Other Directories and Files
- data directory has multiple data files from your data set, including:
- Two small-size datasets for testing purposes (e.g., 10-15 records)
- Complete CSV data files to demonstrate the full functionality of the program.
- .gitignore must be included in the project directory
- requirements.txt must be included with package dependencies
Development Process
Project Board describes the project development plan: who did what and when
- Use Table view to add Start Date and End Date fields
- Create project board notes based on assigned tasks
- Assign team member to tasks
- Determine start and end dates for task
- Use Table or Board view to monitor progress
- Update task status: from to-do to progress to complete
- Add tasks as necessary
Branches correspond to units of development associated with the features or bug fixes of the project
- Create a branch for each individual contribution
- The name of the branch has the following format: `name-number-description``
- The name is the team member’s first name
- Number is the sequential number of the branch for the team member
- Description briefly describes what contribution is done on the branch.
- Synchronize local
main
with the remoteorigin/main
before you create your own branch - Commits must have meaningful messages.
- Do not merge or rebase your branch into
main
. See pull request below. - Push your branch to the remote
- Do NOT delete any of the branches.

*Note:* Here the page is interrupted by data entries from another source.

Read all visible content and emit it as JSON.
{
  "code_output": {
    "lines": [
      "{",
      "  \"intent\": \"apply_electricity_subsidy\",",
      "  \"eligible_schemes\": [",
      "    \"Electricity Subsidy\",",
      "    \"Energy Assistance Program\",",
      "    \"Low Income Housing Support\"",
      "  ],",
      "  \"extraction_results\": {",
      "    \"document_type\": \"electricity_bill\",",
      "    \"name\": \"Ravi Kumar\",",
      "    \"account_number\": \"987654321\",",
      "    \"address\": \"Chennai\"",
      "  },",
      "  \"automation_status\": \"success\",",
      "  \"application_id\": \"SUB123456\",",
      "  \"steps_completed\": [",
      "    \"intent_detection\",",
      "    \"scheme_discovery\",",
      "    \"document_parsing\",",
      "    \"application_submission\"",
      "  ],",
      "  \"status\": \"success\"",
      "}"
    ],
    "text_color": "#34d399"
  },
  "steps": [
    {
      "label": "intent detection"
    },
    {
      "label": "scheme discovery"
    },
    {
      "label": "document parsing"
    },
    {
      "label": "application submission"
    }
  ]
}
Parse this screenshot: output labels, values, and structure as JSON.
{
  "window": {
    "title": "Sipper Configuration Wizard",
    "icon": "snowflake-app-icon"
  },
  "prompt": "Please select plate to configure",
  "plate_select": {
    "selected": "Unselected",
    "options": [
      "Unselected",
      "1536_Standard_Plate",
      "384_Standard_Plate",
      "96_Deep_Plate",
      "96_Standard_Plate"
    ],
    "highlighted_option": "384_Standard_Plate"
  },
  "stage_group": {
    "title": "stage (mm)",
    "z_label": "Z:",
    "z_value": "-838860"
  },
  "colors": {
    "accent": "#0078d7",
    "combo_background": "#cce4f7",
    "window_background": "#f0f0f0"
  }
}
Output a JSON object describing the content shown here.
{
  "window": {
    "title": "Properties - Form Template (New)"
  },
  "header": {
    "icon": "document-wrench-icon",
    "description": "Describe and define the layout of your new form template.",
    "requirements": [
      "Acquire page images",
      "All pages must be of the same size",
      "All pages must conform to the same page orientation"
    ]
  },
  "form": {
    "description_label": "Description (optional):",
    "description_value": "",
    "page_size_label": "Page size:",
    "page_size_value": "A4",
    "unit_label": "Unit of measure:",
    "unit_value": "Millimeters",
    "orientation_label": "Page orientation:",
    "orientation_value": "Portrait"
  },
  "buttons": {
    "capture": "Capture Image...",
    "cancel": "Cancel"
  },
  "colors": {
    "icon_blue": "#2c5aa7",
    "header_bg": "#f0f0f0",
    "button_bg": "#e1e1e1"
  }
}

Branches are evidence of your work.
A pull request is opened in GitHub after a local branch was pushed to the remote repository
- Assign your team member as reviewer of the branch
- Upon reviewer’s approval, merge the branch into remote
main
using GitHub
Documenting, Testing, Implementation, and Debugging
- All modules, classes, methods, and functions have docstrings that have accurate descriptions of the unit of code they document
- Coding style requirements are fully met (no pylint or pycodestyle errors, or PyCharm problems)
- Small size testing files are used to provide evidence of testing that allows for deriving expected results through alternative ways of testing
Other Requirements
The project
- Has
client.py
module, with amain()
function inclient
package. - Is runnable using
python client/client.py
.
The code will be run automatically using GitHub Actions, and all the tests, code formatting and docstrings checks should be clean.